/Caption_Generator

An extremely verbose project about generating captions from images!

Primary LanguageJupyter Notebook

Image Captioning using CNN and LSTM

For generating captions for images, I used the Microsoft Common Objects in Context (MS-COCO) dataset.The whole workflow is defined in the python notebook. Here are the steps I took to achieve this task:

  • First, process images from the dataset (MS-COCO) to obtain an encoding of the images with a pretrained CNN , which is already good at classifying images.
  • The CNN will take a fixed-size image as the input and output the class the image belongs to (for example, cat, dog, bus, and tree).
  • Using this CNN, obtain compressed encoded vectors describing the images.
  • Then process the captions of the images to learn the word embeddings of the words found in captions.
  • Finally, having obtained both the image and word encodings, feed them into an LSTM and train it on the images and their respective captions.
  • Then generate a caption for a set of unseen images (that is, the validation set).

Dataset

The MS-COCO dataset is available here: http://cocodataset.org/#download . Download the files '2014 Val images' (~6GB) and '2014 Train/Val annotations' (~250 MB).

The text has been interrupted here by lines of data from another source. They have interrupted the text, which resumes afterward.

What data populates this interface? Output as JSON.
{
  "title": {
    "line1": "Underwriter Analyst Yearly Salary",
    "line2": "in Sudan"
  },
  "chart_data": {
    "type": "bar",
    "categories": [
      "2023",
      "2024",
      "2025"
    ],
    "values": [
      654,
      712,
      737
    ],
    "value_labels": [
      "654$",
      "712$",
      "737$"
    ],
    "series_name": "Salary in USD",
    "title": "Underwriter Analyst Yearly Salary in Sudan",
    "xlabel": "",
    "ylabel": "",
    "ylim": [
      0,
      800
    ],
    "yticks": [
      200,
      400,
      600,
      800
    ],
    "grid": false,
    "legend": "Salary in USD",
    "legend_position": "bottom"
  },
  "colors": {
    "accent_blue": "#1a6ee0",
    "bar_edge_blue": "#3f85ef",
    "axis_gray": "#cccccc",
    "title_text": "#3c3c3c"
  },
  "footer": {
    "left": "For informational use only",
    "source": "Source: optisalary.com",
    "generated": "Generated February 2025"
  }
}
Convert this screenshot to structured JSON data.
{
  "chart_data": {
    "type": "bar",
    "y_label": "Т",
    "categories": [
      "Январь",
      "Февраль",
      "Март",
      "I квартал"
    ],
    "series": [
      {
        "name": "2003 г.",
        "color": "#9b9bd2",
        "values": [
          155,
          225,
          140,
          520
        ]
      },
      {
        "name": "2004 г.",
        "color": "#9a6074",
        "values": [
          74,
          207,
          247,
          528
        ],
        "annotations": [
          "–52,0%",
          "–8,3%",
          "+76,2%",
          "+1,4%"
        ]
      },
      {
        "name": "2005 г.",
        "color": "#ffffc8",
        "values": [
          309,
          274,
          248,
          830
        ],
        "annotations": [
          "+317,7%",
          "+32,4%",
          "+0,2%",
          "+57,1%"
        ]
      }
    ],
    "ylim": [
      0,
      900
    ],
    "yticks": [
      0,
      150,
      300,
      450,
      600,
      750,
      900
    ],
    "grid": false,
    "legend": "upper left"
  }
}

After cloning the repo, you need to create a specific folder structure and place downloaded files correctly, so that the algorithm can retrieve necessary files.

  • Folder Creation
  • Create a folder image_caption_data inside the img-len folder (i.e. img-len/image_caption_data)
  • Create a folder train_valid within image_caption_data folder
  • Create two folders images and annotations folders within the train_valid folder
  • Training and Validation set (val2014.zip, annotations_trainval2014.zip): 2014 Validation set (approximately 41,000 data points (6GB))
  • Download the zip file (val2014.zip) and extract the contents to image_caption_data/train/images folder
  • Download the zip file (annotations_trainval2014.zip) and extract the contents to image_caption_data/train/annotations folder

Pretrained CNN weights

I used the VGG16 CNN model weights for this task. The weights are a .npz file & can be downloaded here: http://www.cs.toronto.edu/~frossard/post/vgg16/

Move the weights file to the img-gen folder.

That's it, you're set to run the notebook! The notebook itself has detailed comments on each step. Please feel free to let me know what you think!